Честно говоря, последний раз Леха спал с женщиной месяц назад. Да и то это была немытая пьяная шмара из Игарки, которую Кот на пару с мотористом буксира «Невель» отымел по-собачьи в каюте последнего. Напоследок эта сучка сперла у моториста червонец, заначенный на опохмелку. Так что утро оказалось совершенно омерзительным.
А тут было другое дело. Кот торопливо кинулся к девице. Она легла на полок.
— Давай, сладкий, давай крепче.
Лешу упрашивать было не надо. Он торопливо вошел в девушку и заработал так, будто хотел вдавить ее в доски. Ее тело было податливо и нежно. Вторая в это время губами ласкала его тело. Излившись в рыжую, Леша потянулся ко второй и повалил ее рядом с подружкой. Тело этой, казалось, состояло из одних жил. Но в ней находиться было так… Не нужно было делать никаких движений — все получалось как-то само. Это напоминало ухищрения чернокожих искусниц, которых поставлял Коту и его друзьям капитан Мельников. Он уверял, что такое умеют только в Африке. А вот нате вам — на другом конце планеты тоже кое-что могут. Он всеми силами пытался продлить удовольствие, но в конце концов блаженно отвалился…

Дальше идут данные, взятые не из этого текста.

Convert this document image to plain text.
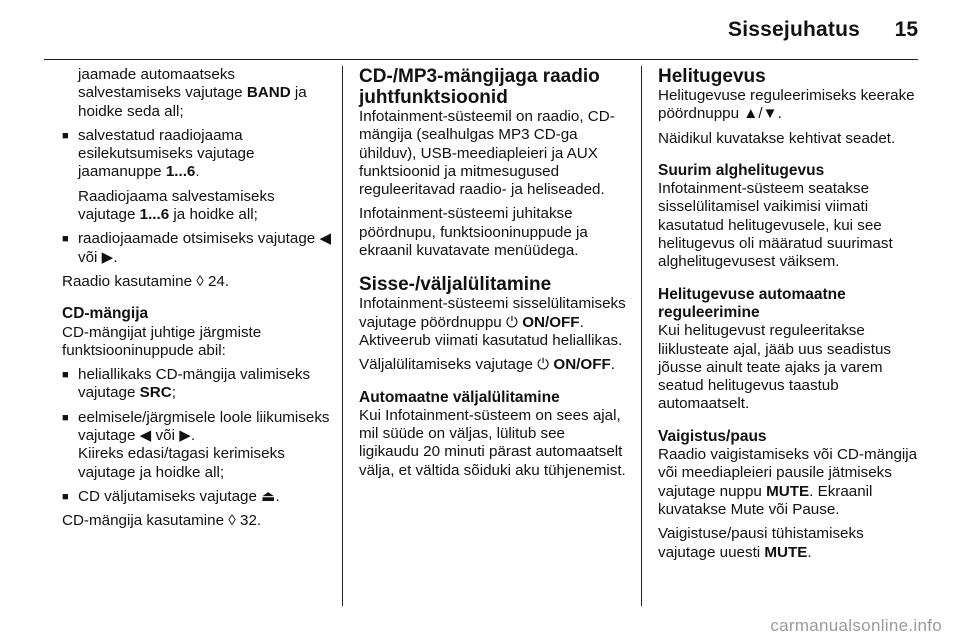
Sissejuhatus 15

jaamade automaatseks salvestamiseks vajutage BAND ja hoidke seda all;

■ salvestatud raadiojaama esilekutsumiseks vajutage jaamanuppe 1...6.

Raadiojaama salvestamiseks vajutage 1...6 ja hoidke all;

■ raadiojaamade otsimiseks vajutage ◀ või ▶.

Raadio kasutamine ◊ 24.

CD-mängija

CD-mängijat juhtige järgmiste funktsiooninuppude abil:

■ heliallikaks CD-mängija valimiseks vajutage SRC;
■ eelmisele/järgmisele loole liikumiseks vajutage ◀ või ▶.
Kiireks edasi/tagasi kerimiseks vajutage ja hoidke all;
■ CD väljutamiseks vajutage ⏏.

CD-mängija kasutamine ◊ 32.

CD-/MP3-mängijaga raadio juhtfunktsioonid

Infotainment-süsteemil on raadio, CD-mängija (sealhulgas MP3 CD-ga ühilduv), USB-meediapleieri ja AUX funktsioonid ja mitmesugused reguleeritavad raadio- ja heliseaded.

Infotainment-süsteemi juhitakse pöördnupu, funktsiooninuppude ja ekraanil kuvatavate menüüdega.

Sisse-/väljalülitamine

Infotainment-süsteemi sisselülitamiseks vajutage pöördnuppu ⏻ ON/OFF. Aktiveerub viimati kasutatud heliallikas.

Väljalülitamiseks vajutage ⏻ ON/OFF.

Automaatne väljalülitamine

Kui Infotainment-süsteem on sees ajal, mil süüde on väljas, lülitub see ligikaudu 20 minuti pärast automaatselt välja, et vältida sõiduki aku tühjenemist.

Helitugevus

Helitugevuse reguleerimiseks keerake pöördnuppu ▲/▼.

Näidikul kuvatakse kehtivat seadet.

Suurim alghelitugevus

Infotainment-süsteem seatakse sisselülitamisel vaikimisi viimati kasutatud helitugevusele, kui see helitugevus oli määratud suurimast alghelitugevusest väiksem.

Helitugevuse automaatne reguleerimine

Kui helitugevust reguleeritakse liiklusteate ajal, jääb uus seadistus jõusse ainult teate ajaks ja varem seatud helitugevus taastub automaatselt.

Vaigistus/paus

Raadio vaigistamiseks või CD-mängija või meediapleieri pausile jätmiseks vajutage nuppu MUTE. Ekraanil kuvatakse Mute või Pause.

Vaigistuse/pausi tühistamiseks vajutage uuesti MUTE.

carmanualsonline.info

— Леша, ты там как? Вылезай, если закончил, — услышал он голос Старкова.
Кот с девицами направился в предбанник. Как оказалось, шеф тоже даром время не терял — он сидел за столом в компании двух девиц в простынях. Одна, блондинка, будто только что пришла из парка, где до этого стояла с веслом. Другая, щупленькая, скорее напоминала подростка.

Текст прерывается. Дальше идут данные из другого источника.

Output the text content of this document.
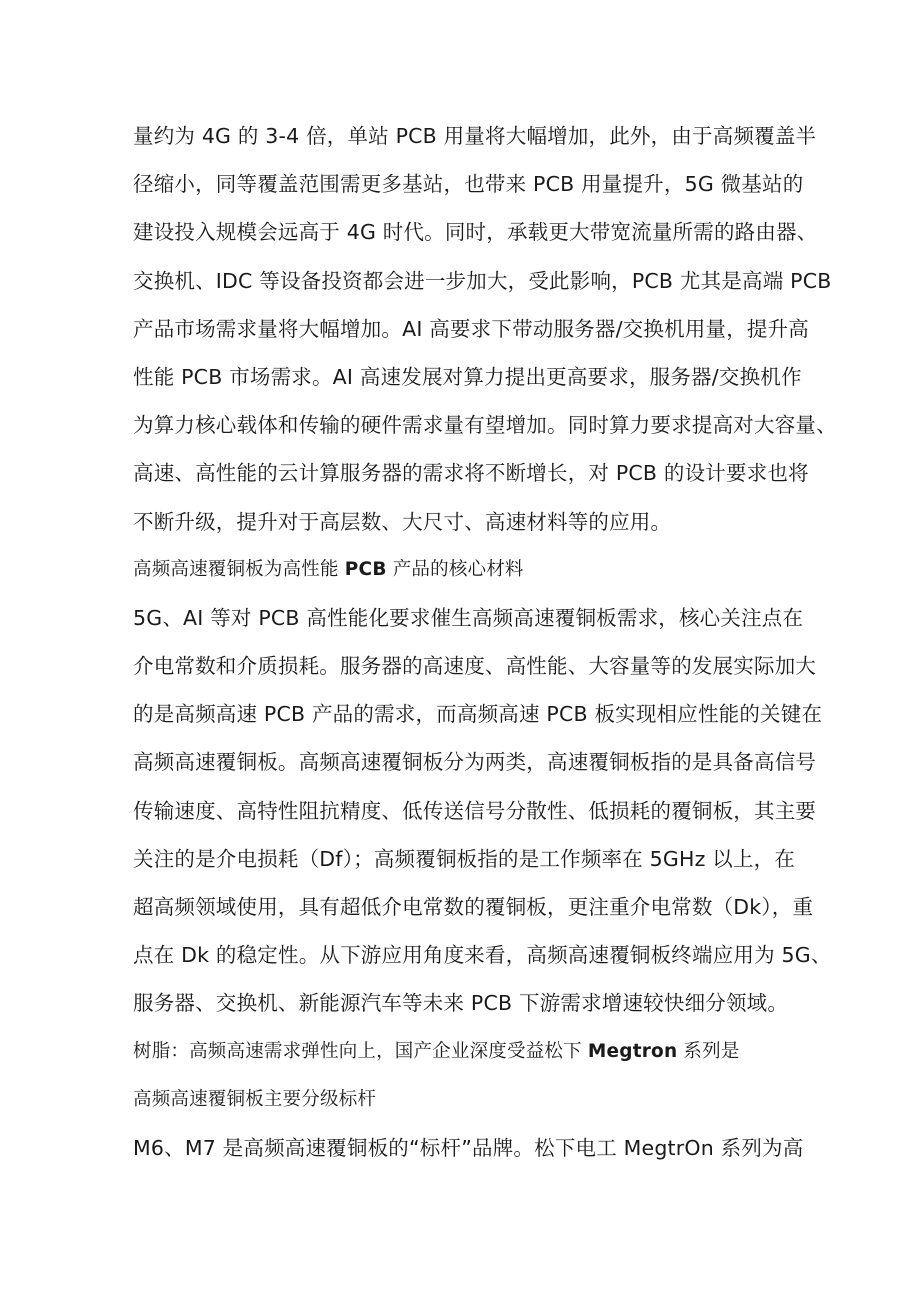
量约为 4G 的 3-4 倍，单站 PCB 用量将大幅增加，此外，由于高频覆盖半
径缩小，同等覆盖范围需更多基站，也带来 PCB 用量提升，5G 微基站的
建设投入规模会远高于 4G 时代。同时，承载更大带宽流量所需的路由器、
交换机、IDC 等设备投资都会进一步加大，受此影响，PCB 尤其是高端 PCB
产品市场需求量将大幅增加。AI 高要求下带动服务器/交换机用量，提升高
性能 PCB 市场需求。AI 高速发展对算力提出更高要求，服务器/交换机作
为算力核心载体和传输的硬件需求量有望增加。同时算力要求提高对大容量、
高速、高性能的云计算服务器的需求将不断增长，对 PCB 的设计要求也将
不断升级，提升对于高层数、大尺寸、高速材料等的应用。
高频高速覆铜板为高性能 PCB 产品的核心材料
5G、AI 等对 PCB 高性能化要求催生高频高速覆铜板需求，核心关注点在
介电常数和介质损耗。服务器的高速度、高性能、大容量等的发展实际加大
的是高频高速 PCB 产品的需求，而高频高速 PCB 板实现相应性能的关键在
高频高速覆铜板。高频高速覆铜板分为两类，高速覆铜板指的是具备高信号
传输速度、高特性阻抗精度、低传送信号分散性、低损耗的覆铜板，其主要
关注的是介电损耗（Df）；高频覆铜板指的是工作频率在 5GHz 以上，在
超高频领域使用，具有超低介电常数的覆铜板，更注重介电常数（Dk），重
点在 Dk 的稳定性。从下游应用角度来看，高频高速覆铜板终端应用为 5G、
服务器、交换机、新能源汽车等未来 PCB 下游需求增速较快细分领域。
树脂：高频高速需求弹性向上，国产企业深度受益松下 Megtron 系列是
高频高速覆铜板主要分级标杆
M6、M7 是高频高速覆铜板的“标杆”品牌。松下电工 MegtrOn 系列为高
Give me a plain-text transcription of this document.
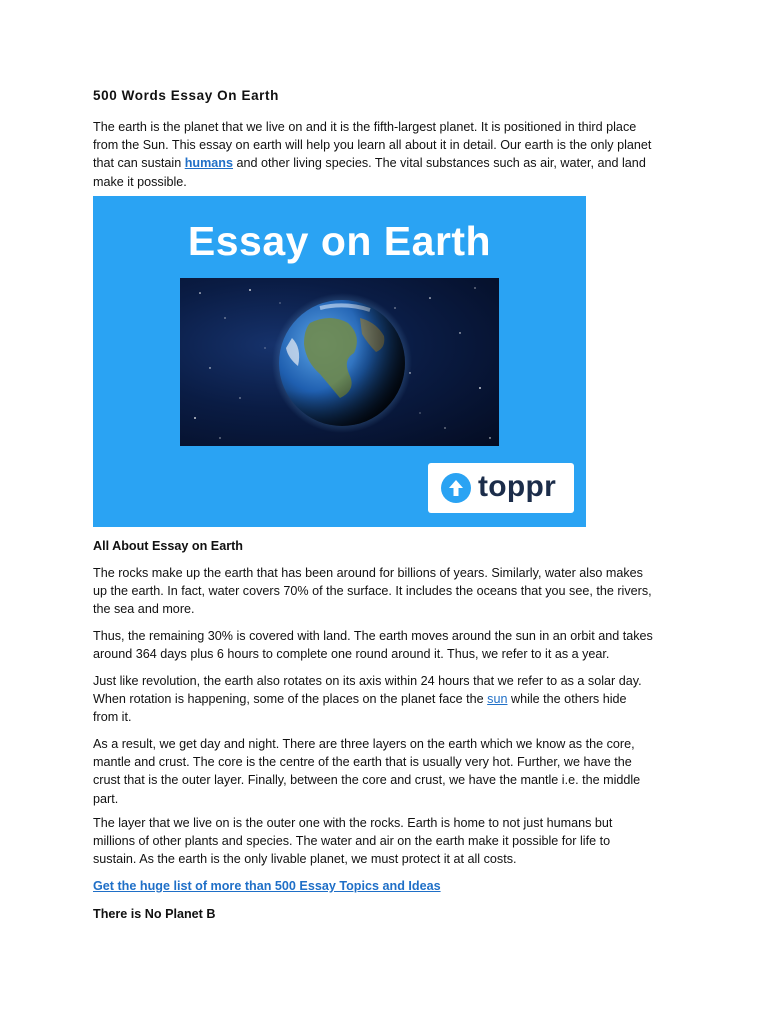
500 Words Essay On Earth

The earth is the planet that we live on and it is the fifth-largest planet. It is positioned in third place
from the Sun. This essay on earth will help you learn all about it in detail. Our earth is the only planet
that can sustain humans and other living species. The vital substances such as air, water, and land
make it possible.

Essay on Earth
toppr

All About Essay on Earth

The rocks make up the earth that has been around for billions of years. Similarly, water also makes
up the earth. In fact, water covers 70% of the surface. It includes the oceans that you see, the rivers,
the sea and more.

Thus, the remaining 30% is covered with land. The earth moves around the sun in an orbit and takes
around 364 days plus 6 hours to complete one round around it. Thus, we refer to it as a year.

Just like revolution, the earth also rotates on its axis within 24 hours that we refer to as a solar day.
When rotation is happening, some of the places on the planet face the sun while the others hide
from it.

As a result, we get day and night. There are three layers on the earth which we know as the core,
mantle and crust. The core is the centre of the earth that is usually very hot. Further, we have the
crust that is the outer layer. Finally, between the core and crust, we have the mantle i.e. the middle
part.

The layer that we live on is the outer one with the rocks. Earth is home to not just humans but
millions of other plants and species. The water and air on the earth make it possible for life to
sustain. As the earth is the only livable planet, we must protect it at all costs.

Get the huge list of more than 500 Essay Topics and Ideas

There is No Planet B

— Ну как тебе? — спросил Старков, разливая водку.
— Отлично.
— А ты думал! Эта банька, если хочешь знать, имеет богатую историю. Во времена «Дальстроя» здесь большие чекисты парились. Такое тут устраивали — «Декамерон» отдыхает. Им-то, чекистам, что. Самых красивых зэчек выбирали. Тогда, знаешь, как женский этап приходил, так прямо-таки невольничий рынок начинался. Которые покрасивше — тех начальству, остальных — работягам. Умели ребята весело жить. Уважаю. Хоть и сам по ту сторону колючки трубил десять лет. Но они себе сделали свой мир, где что хотели, то и воротили. Ну да ладно. Давай-ка по второй.

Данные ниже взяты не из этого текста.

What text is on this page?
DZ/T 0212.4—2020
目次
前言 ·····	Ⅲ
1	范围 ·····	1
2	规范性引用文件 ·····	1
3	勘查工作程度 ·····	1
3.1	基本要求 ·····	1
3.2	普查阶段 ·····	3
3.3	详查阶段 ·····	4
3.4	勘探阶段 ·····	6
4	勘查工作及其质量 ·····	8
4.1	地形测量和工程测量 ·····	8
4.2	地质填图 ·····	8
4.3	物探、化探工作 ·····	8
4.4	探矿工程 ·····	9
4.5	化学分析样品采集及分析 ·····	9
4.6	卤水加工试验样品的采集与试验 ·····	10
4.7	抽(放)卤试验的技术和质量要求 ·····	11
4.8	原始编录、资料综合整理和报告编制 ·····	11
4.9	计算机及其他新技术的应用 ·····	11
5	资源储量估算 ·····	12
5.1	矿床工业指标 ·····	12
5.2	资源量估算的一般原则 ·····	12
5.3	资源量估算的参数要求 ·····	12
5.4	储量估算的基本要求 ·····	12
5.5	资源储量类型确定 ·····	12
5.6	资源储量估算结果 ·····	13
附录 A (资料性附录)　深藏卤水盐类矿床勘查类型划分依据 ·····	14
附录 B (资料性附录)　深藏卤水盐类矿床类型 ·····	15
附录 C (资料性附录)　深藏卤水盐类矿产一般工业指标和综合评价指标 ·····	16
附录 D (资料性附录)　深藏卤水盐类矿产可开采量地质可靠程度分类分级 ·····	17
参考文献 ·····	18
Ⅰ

— Геннадий Сергеевич, — осторожно начал Кот, — а все-таки что это за люди по нам лупили? Это ж прямо какой-то Дикий Запад…
— Дикий Восток! Это повеселее будет. А что такое, если вникнуть, тот же Дикий Запад? Сильные мужики ринулись за золотом, а закон за ними не поспевал. И все отлично. Сами решали — кто прав, кто виноват. У нас здесь тоже закон не поспевает. Есть, к примеру, в Атке мент участковый. Живет по соседству. Так его трезвым видят только по большим праздникам. Павло к нему уже с бутылкой побежал. А то, не дай бог, сюда на огонек заявится. Пожировать на халяву.
— Так тут-то золото государственное.
— Золото, Леша, скажу тебе по секрету, бывает разное. Не только государственное. Так что нормальные мужики и тут смогут нормальную жизнь наладить. Не все ведь на государство пахать. Оно, конечно, это любит. Коммунистам страшно нравится, когда на них горбатятся. Это я хорошо знаю!
В голосе Старкова послышалось ожесточение, глаза сверкнули.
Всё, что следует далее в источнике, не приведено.